たとえば、入力が [13..15 , 14..16] の場合

[13..16] または [13..14, 14..16] のいずれかを持つリストを作成できるはずです。

助けていただければ幸いです。私は今のところ次のコードを書いていますが、少し動作していません:

def removeOverlapInRanges(ranges)
{
    def cleanedRanges = []
    def overLapFound = false
    def rangeIsClean = true
    def test = "ranges"
    ranges.each 
    {
        range->

        def index = ranges.indexOf(range)
        while (index < ranges.size() -1)
        {
            if (ranges.get(index + 1).disjoint(range) == false)
            {
                overLapFound = true
                rangeIsClean = false
                def nextRange = ranges.get(index + 1)
                if (range.from > nextRange.from && range.to < nextRange.to)
                    cleanedRanges.add(range.from..range.to)
                else if (range.from < nextRange.from && range.to < nextRange.to)
                    cleanedRanges.add(range.from..nextRange.to)
                else if (range.from > nextRange.from && range.to > nextRange.to)
                    cleanedRanges.add(nextRange.from..range.to)
            }
            index = index + 1
        }
        if (rangeIsClean)
            cleanedRanges.add(range)

        rangeIsClean = true

        test = test + cleanedRanges
    }
    cleanedRanges.add(0, cleanedRanges.get(cleanedRanges.size()-1))
    cleanedRanges.remove(cleanedRanges.size() - 1)
    if (overLapFound)
        return removeOverlapInRanges(cleanedRanges)
    else
        return cleanedRanges
}

[12..13, 17..19, 18..22,17..19, 22..23,19..20] に合格しました

そして見返りに私は[12..13]を得ました

ご意見をお寄せいただきありがとうございます。

4

2 に答える 2

4

私はこれを得た:

List<Range> simplify( List<Range> ranges ) {
  ranges.drop( 1 ).inject( ranges.take( 1 ) ) { r, curr ->
    // Find an overlapping range
    def ov = r.find { curr.from <= it.to && curr.to >= it.from }
    if( ov ) {
      ov.from = [ curr.from, ov.from ].min()
      ov.to   = [ curr.to, ov.to ].max()
      simplify( r )
    }
    else {
      r << curr
    }
  }
}

def ranges = [ 12..13, 17..19, 18..22, 17..19, 22..23, 19..20 ]
assert simplify( ranges ) == [ 12..13, 17..23 ]

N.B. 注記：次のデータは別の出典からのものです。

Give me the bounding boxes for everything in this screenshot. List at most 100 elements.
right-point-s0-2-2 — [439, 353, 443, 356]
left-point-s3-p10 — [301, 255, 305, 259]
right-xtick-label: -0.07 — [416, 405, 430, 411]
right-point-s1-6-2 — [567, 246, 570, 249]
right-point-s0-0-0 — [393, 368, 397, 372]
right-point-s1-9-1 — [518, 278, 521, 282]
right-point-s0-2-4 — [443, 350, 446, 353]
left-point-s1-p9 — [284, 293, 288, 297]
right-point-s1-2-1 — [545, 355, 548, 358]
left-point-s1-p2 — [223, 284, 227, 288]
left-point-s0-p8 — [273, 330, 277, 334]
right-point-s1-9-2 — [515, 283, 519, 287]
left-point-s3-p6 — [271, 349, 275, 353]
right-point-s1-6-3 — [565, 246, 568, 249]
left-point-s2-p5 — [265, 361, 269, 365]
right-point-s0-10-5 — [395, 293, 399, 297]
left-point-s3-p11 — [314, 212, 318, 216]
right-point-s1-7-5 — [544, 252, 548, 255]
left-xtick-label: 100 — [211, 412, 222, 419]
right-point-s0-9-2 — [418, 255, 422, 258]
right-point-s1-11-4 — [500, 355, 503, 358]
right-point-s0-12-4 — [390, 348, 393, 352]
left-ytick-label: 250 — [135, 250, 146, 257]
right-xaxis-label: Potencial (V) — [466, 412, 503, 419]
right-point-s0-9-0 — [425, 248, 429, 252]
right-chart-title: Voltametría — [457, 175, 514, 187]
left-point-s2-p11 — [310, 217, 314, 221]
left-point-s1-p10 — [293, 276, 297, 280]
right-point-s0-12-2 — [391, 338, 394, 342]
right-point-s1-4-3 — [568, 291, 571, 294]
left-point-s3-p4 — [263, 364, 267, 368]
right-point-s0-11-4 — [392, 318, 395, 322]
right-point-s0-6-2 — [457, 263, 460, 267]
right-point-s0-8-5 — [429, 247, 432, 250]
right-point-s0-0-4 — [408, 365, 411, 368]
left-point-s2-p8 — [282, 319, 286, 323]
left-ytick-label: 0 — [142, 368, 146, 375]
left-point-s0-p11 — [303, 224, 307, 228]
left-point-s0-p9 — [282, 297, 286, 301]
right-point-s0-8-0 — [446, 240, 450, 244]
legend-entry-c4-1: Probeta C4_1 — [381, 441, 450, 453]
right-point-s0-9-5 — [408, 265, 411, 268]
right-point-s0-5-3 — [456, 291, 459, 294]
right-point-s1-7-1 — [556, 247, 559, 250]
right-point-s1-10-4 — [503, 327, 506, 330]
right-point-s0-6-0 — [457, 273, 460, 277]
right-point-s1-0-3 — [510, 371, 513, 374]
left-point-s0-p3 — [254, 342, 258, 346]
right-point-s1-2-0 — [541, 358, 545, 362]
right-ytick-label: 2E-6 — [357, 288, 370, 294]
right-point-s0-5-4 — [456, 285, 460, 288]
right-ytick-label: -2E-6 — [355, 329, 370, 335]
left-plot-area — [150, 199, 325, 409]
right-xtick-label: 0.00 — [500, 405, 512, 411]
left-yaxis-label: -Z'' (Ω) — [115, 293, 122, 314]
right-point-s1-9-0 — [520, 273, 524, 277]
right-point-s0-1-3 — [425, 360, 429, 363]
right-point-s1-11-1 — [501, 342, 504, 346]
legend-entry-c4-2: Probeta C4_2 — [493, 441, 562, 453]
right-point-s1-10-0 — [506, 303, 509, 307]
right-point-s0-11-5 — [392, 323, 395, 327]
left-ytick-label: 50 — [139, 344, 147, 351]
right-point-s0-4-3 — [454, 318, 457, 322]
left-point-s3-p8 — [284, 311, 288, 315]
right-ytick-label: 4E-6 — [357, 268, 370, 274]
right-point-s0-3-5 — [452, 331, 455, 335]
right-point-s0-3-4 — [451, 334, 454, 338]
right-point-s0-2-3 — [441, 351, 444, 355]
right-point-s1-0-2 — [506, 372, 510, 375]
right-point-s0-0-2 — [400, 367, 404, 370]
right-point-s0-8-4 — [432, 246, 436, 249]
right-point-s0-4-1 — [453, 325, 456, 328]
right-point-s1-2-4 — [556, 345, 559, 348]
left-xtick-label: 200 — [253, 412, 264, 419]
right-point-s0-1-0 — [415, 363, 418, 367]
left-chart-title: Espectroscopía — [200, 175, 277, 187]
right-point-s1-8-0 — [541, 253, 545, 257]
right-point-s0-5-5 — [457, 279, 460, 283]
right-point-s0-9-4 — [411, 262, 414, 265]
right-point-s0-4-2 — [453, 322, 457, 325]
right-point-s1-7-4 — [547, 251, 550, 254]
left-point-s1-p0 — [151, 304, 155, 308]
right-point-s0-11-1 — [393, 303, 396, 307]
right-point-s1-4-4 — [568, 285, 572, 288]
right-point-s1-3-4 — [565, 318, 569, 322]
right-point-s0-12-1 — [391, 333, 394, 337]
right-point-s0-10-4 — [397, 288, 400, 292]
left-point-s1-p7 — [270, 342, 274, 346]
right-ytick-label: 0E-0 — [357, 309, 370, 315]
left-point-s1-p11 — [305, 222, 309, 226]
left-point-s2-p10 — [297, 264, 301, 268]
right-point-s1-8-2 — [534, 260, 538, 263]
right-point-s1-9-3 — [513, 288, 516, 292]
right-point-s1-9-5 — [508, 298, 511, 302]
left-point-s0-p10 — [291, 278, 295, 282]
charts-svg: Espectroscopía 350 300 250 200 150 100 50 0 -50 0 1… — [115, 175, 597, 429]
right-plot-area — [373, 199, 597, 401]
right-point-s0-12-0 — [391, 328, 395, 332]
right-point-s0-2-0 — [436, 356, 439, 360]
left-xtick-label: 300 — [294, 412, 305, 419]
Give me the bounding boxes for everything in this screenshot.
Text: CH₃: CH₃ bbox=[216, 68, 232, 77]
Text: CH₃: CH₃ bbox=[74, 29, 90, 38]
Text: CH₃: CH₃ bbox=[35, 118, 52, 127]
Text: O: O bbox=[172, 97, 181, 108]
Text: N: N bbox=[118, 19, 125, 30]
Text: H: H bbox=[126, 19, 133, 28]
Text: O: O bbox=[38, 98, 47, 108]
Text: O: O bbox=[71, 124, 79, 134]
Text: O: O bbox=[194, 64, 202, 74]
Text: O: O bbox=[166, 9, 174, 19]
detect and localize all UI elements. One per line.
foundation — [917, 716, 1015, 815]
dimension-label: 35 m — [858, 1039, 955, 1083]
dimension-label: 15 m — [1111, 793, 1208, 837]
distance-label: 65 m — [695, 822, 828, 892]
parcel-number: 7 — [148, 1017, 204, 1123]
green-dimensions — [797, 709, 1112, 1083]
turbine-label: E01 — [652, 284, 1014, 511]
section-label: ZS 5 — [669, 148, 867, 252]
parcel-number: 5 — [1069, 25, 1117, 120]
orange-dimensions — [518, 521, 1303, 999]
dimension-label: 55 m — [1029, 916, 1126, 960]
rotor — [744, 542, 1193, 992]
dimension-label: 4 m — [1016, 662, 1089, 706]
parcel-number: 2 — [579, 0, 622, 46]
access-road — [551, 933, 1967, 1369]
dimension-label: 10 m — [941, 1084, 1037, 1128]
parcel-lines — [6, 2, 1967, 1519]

ranges = [ -2..3, -5..-2 ]
assert simplify( ranges ) == [ -5..3 ]

ranges = [ 3..1, 1..5 ]
assert simplify( ranges ) == [ 5..1 ] // reversed as first range is reversed

ranges = [ 1..5, 3..1 ]
assert simplify( ranges ) == [ 1..5 ]

ranges = [ 1..5, 3..1, -1..-4 ]
assert simplify( ranges ) == [ 1..5, -1..-4 ]

ranges = [ 1..5, -6..-4, 3..1, -1..-4 ]
assert simplify( ranges ) == [ 1..5, -6..-1 ]

ranges = [ 1..3, 5..6, 3..5 ]
assert simplify( ranges ) == [ 1..6 ]

おそらくエッジケースがありますが...だから私はもう少しテストを行います...

于 2013-02-28T12:28:21.397 に答える
0

次のようにして、一意の番号の簡単なリストを作成します。

def ranges =  [12..13, 17..19, 18..22,17..19, 22..23,19..20 ];
def range = ranges.flatten().unique().sort()

これは、いくつかの優れたヘルパー メソッドを生成する、わずかに異なるアプローチです。

def parseToRangeString(range)
{
    String result = "";
    range.eachWithIndex{cur,i->
        def nex = range[i+1]
        def start = !result || result.endsWith(",")
        def cont = cur == nex?.minus(1)
        if (start && cont) //starting a new section and the next item continues this seq (starting a range = 1,10)
            result += "$cur-"
        else if (!cont && nex) //not continuing the seq and there are more nums to process (end with more = 6,8)
             result += "$cur,"
        else if (!cont && !nex) //not continuing the seq but there are no more nums to process (very end = 11)
            result += cur   
    }
    return result
}
def toRange(rangeStr)
{
    def ranges = rangeStr.split(",").collect{
        def range = it.split("-");
        new IntRange(range[0] as int, range[-1] as int)
    }
}
List.metaClass.toRangeString = {
    parseToRangeString(delegate)
}
List.metaClass.toRange = {
    def rangeStr = parseToRangeString(delegate)
    toRange(rangeStr)
}

def ranges =  [12..13, 17..19, 18..22,17..19, 22..23,19..20 ];
def list = ranges.flatten().unique().sort()
assert "12-13,17-23" == list.toRangeString()
assert [12..13,17..23] == list.toRange();
于 2013-02-28T22:47:50.003 に答える